Effect of unlabeled CYP1A2 on the POR/CYP2B4 BRET pair. pGFP²-N1/CYP2B4-GFP and pRluc-N1/POR-Rluc were cotransfected into HEK-293T/17 cells at varying GFP:Rluc ratios both in the absence (blue) and presence (red) of cotransfected, unlabeled CYP1A2. Each point represents the mean of triplicate determinations with the S.D. value within the data point.

Effect of unlabeled CYP2B4 on the BRET-sensitive POR-CYP1A2 complex. pGFP²-N1/CYP1A2-GFP and pRluc-N1/POR-Rluc were cotransfected into HEK-293T/17 cells at varying GFP:Rluc ratios in the absence (blue) and presence (red) of cotransfected unlabeled CYP2B4. Points represent the mean ± S.D. values for three measurements; for most points, the error is smaller than the data point.

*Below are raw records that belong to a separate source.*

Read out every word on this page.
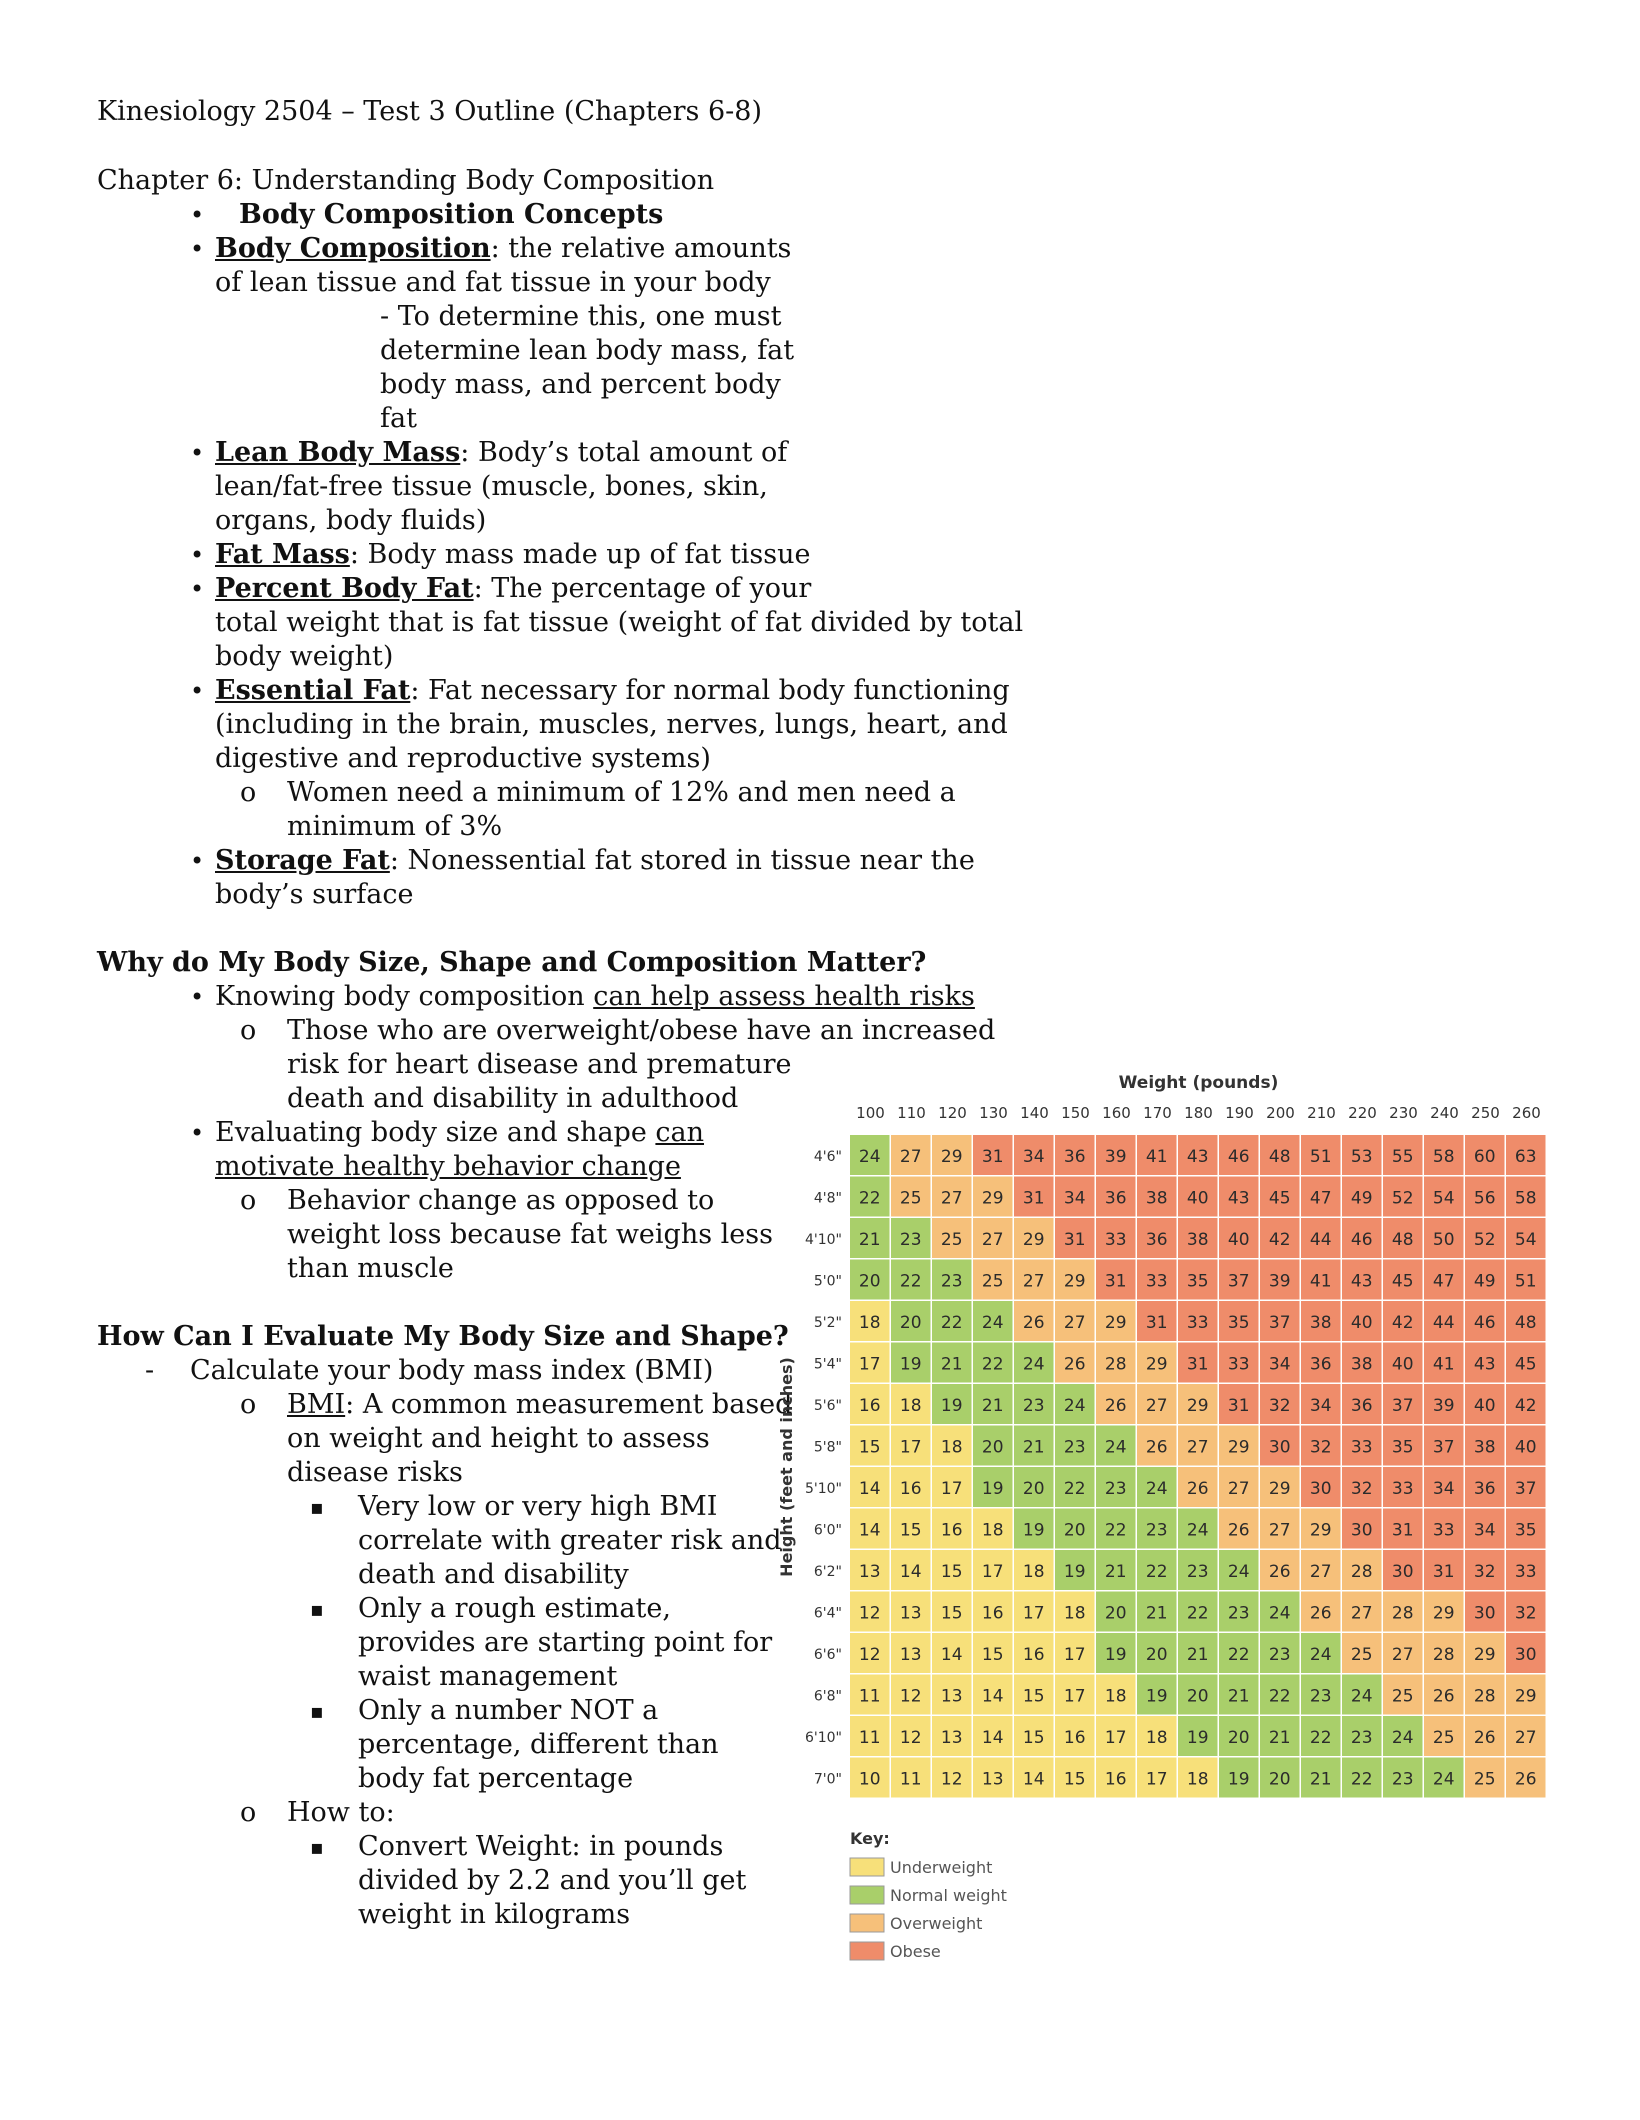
Kinesiology 2504 – Test 3 Outline (Chapters 6-8)
Chapter 6: Understanding Body Composition
• Body Composition Concepts
• Body Composition: the relative amounts
of lean tissue and fat tissue in your body
- To determine this, one must
determine lean body mass, fat
body mass, and percent body
fat
• Lean Body Mass: Body’s total amount of
lean/fat-free tissue (muscle, bones, skin,
organs, body fluids)
• Fat Mass: Body mass made up of fat tissue
• Percent Body Fat: The percentage of your
total weight that is fat tissue (weight of fat divided by total
body weight)
• Essential Fat: Fat necessary for normal body functioning
(including in the brain, muscles, nerves, lungs, heart, and
digestive and reproductive systems)
o Women need a minimum of 12% and men need a
minimum of 3%
• Storage Fat: Nonessential fat stored in tissue near the
body’s surface
Why do My Body Size, Shape and Composition Matter?
• Knowing body composition can help assess health risks
o Those who are overweight/obese have an increased
risk for heart disease and premature
death and disability in adulthood
• Evaluating body size and shape can
motivate healthy behavior change
o Behavior change as opposed to
weight loss because fat weighs less
than muscle
How Can I Evaluate My Body Size and Shape?
- Calculate your body mass index (BMI)
o BMI: A common measurement based
on weight and height to assess
disease risks
▪ Very low or very high BMI
correlate with greater risk and
death and disability
▪ Only a rough estimate,
provides are starting point for
waist management
▪ Only a number NOT a
percentage, different than
body fat percentage
o How to:
▪ Convert Weight: in pounds
divided by 2.2 and you’ll get
weight in kilograms
Weight (pounds)
100 110 120 130 140 150 160 170 180 190 200 210 220 230 240 250 260
Height (feet and inches)
4'6" 24 27 29 31 34 36 39 41 43 46 48 51 53 55 58 60 63
4'8" 22 25 27 29 31 34 36 38 40 43 45 47 49 52 54 56 58
4'10" 21 23 25 27 29 31 33 36 38 40 42 44 46 48 50 52 54
5'0" 20 22 23 25 27 29 31 33 35 37 39 41 43 45 47 49 51
5'2" 18 20 22 24 26 27 29 31 33 35 37 38 40 42 44 46 48
5'4" 17 19 21 22 24 26 28 29 31 33 34 36 38 40 41 43 45
5'6" 16 18 19 21 23 24 26 27 29 31 32 34 36 37 39 40 42
5'8" 15 17 18 20 21 23 24 26 27 29 30 32 33 35 37 38 40
5'10" 14 16 17 19 20 22 23 24 26 27 29 30 32 33 34 36 37
6'0" 14 15 16 18 19 20 22 23 24 26 27 29 30 31 33 34 35
6'2" 13 14 15 17 18 19 21 22 23 24 26 27 28 30 31 32 33
6'4" 12 13 15 16 17 18 20 21 22 23 24 26 27 28 29 30 32
6'6" 12 13 14 15 16 17 19 20 21 22 23 24 25 27 28 29 30
6'8" 11 12 13 14 15 17 18 19 20 21 22 23 24 25 26 28 29
6'10" 11 12 13 14 15 16 17 18 19 20 21 22 23 24 25 26 27
7'0" 10 11 12 13 14 15 16 17 18 19 20 21 22 23 24 25 26
Key:
Underweight
Normal weight
Overweight
Obese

Effect of cotransfection of CYP1A2-GFP and CYP2B4-GFP on PROD and EROD in microsomes isolated from transfected HEK-293T/17 cells. Cells were transfected with pGFP²-N1/CYP1A2-GFP, pGFP²-N1/CYP2B4-GFP, or both. Microsomes derived from these cells were then incubated in the presence of either 7-pentoxyresorufin or 7-ethoxyresorufin, and the initial rate of resorufin accumulation was determined spectrofluorometrically. The experimentally determined rates were then compared with those predicted for CYP1A2 and CYP2B4 if they behaved as monomers that simply competed for the available POR. Because each group of transfected cells contained different levels of POR, CYP1A2, and CYP2B4, the predicted rates were determined using Dynafit 4, based on the model described in Supplemental Fig. 1. Consequently, if the P450 enzymes affected each other’s function, the experimental data would be expected to deviate from the “predicted” activities. This analysis showed that cotransfection of both P450s led to lower rates of PROD activity (A) and higher rates of EROD activity (B) than predicted by simple competition. Protein concentrations from the CYP1A2 group were 0.048 and 0.005 μM for CYP1A2 and POR, respectively. Concentrations for the CYP2B4 group were 0.040 and 0.005 μM for CYP2B4 and POR, respectively. Concentrations for the group cotransfected with both CYP1A2 and CYP2B4 were 0.051, 0.045, and 0.005 μM for CYP1A2, CYP2B4, and POR, respectively. The activities represent the mean ± S.E.M. values for four replicates. Unpaired t test: *P < 0.05; ***P < 0.001 for the difference between the measured and predicted values.

Effect of unlabeled POR on the BRET signal for the CYP1A2-CYP1A2 complex. pGFP²-N1/CYP1A2-GFP and pRluc-N2/CYP1A2-Rluc were cotransfected into HEK-293T/17 cells, and BRET was measured (blue curve). This was repeated in the presence of cotransfected unlabeled POR (red curve). The decrease in BRET_max is consistent with disruption of the CYP1A2-CYP1A2 complex. Each point represents the mean value of triplicate determinations with the S.D. value within the data points.